Reputation: 6933
I have a single test node with 8 GB ram on which I am loading barely 10 MB of data(from csv files) into Cassandra(on the same node itself). Im trying to process this data using spark(running on the same node).
Please note that for SPARK_MEM, Im allocating 1 GB of RAM and SPARK_WORKER_MEMORY I'm allocating the same. The allocation of any extra amount of memory results in spark throwing a "Check if all workers are registered and have sufficient memory error", which is more often than not indicative of Spark trying to look for extra memory(as per SPARK_MEM and SPARK_WORKER_MEMORY properties) and coming up short.
When I try to load and process all data in the Cassandra table using spark context object, I'm getting an error during processing.
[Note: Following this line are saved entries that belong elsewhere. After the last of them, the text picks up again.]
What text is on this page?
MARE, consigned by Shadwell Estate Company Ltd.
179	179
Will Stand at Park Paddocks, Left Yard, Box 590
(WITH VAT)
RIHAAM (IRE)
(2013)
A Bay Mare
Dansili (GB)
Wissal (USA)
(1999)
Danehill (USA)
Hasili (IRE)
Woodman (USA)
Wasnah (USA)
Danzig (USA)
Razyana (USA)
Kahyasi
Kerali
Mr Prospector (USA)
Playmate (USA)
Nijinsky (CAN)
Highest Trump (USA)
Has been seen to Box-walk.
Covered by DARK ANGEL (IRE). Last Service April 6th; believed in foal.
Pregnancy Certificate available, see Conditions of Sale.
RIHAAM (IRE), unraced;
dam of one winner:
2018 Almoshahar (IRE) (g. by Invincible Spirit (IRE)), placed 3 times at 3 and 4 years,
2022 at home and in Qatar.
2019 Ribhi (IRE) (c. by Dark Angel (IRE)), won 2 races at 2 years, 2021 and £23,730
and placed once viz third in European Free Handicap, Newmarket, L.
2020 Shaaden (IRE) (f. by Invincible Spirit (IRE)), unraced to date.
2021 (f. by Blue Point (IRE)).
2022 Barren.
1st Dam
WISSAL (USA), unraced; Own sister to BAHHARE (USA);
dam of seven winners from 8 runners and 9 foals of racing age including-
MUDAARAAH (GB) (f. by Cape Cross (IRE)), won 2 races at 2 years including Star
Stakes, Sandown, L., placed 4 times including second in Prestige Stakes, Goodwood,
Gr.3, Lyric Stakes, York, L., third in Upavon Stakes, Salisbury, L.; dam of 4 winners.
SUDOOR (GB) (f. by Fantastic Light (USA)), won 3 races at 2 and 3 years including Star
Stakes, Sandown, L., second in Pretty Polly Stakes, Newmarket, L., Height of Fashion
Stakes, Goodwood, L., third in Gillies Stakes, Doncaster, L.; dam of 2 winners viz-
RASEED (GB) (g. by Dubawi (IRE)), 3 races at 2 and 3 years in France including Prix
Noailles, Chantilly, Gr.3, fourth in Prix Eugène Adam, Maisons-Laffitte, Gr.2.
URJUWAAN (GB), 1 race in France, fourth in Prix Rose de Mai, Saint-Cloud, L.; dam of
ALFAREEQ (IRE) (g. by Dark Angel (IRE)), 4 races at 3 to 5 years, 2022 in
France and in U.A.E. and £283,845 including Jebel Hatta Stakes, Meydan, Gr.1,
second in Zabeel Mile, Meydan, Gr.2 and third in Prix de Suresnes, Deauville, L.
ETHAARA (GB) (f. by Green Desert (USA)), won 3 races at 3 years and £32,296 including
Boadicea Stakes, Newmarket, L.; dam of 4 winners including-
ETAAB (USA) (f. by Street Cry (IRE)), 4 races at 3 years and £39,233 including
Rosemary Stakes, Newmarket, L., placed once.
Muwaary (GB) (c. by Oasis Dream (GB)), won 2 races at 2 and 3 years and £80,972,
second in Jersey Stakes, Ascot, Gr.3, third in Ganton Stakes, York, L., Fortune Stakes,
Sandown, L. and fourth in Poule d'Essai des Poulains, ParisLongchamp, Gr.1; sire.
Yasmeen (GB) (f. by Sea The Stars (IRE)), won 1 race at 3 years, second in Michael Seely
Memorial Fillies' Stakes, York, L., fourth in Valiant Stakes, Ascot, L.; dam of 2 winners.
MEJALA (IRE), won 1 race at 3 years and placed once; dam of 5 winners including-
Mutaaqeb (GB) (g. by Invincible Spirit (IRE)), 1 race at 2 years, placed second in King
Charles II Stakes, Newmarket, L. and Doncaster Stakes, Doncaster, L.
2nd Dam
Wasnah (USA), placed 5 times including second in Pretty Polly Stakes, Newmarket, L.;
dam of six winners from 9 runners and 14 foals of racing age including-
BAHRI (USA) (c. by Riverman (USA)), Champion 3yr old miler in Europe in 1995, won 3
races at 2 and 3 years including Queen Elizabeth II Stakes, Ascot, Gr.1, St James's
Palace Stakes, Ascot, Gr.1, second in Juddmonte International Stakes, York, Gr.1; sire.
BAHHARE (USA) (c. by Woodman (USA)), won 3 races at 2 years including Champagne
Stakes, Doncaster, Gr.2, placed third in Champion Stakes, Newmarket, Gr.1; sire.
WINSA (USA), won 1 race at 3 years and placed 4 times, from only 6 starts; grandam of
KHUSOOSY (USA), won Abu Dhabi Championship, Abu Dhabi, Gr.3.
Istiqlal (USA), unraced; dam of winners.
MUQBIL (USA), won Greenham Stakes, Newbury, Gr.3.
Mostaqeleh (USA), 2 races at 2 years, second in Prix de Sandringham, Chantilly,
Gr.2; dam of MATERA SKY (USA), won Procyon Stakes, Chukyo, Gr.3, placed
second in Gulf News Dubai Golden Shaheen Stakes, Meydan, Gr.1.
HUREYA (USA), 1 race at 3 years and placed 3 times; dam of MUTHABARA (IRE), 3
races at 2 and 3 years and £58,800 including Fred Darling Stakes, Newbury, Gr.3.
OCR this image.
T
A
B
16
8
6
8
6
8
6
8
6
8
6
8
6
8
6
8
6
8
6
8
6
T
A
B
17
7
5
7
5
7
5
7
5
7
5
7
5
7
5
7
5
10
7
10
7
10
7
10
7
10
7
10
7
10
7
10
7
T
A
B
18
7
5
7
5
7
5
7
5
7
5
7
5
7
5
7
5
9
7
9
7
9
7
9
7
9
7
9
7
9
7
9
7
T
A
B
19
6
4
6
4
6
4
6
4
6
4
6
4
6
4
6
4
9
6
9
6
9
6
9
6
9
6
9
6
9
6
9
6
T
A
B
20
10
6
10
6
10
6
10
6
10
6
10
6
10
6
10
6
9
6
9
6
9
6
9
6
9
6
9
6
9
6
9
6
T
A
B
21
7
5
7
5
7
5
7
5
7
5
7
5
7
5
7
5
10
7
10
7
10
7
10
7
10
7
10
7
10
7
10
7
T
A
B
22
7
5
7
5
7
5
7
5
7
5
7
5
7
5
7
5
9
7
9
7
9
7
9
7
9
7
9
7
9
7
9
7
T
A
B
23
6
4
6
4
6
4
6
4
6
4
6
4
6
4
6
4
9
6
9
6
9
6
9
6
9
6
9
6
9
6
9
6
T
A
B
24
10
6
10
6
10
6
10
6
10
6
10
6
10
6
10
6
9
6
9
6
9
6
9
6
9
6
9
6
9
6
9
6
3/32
So, I'm trying to use a looping mechanism to read chunks of data at a time from one table, process them and put them in another table.
My source code has the following structure
var data=sc.cassandraTable("keyspacename","tablename").where("value=?",1)
data.map(x=>tranformFunction(x)).saveToCassandra("keyspacename","tablename")
for(i<-2 to 50000){
data=sc.cassandraTable("keyspacename","tablename").where("value=?",i)
data.map(x=>tranformFunction(x)).saveToCassandra("keyspacename","tablename")
}
Now, this works for a while, for around 200 loops, and then this throws an error: java.lang.OutOfMemoryError: unable to create a new native thread.
I've got two questions:
Is this the right way to deal with data?
How can processing just 10 MB of data do this to a cluster?
Upvotes: 2
Views: 1796
Reputation: 359
You are running a query inside the for loop. If the 'value' column is not a key/indexed column, Spark will load the table into memory and then filter on the value. This will certainly cause an OOM.
Upvotes: 1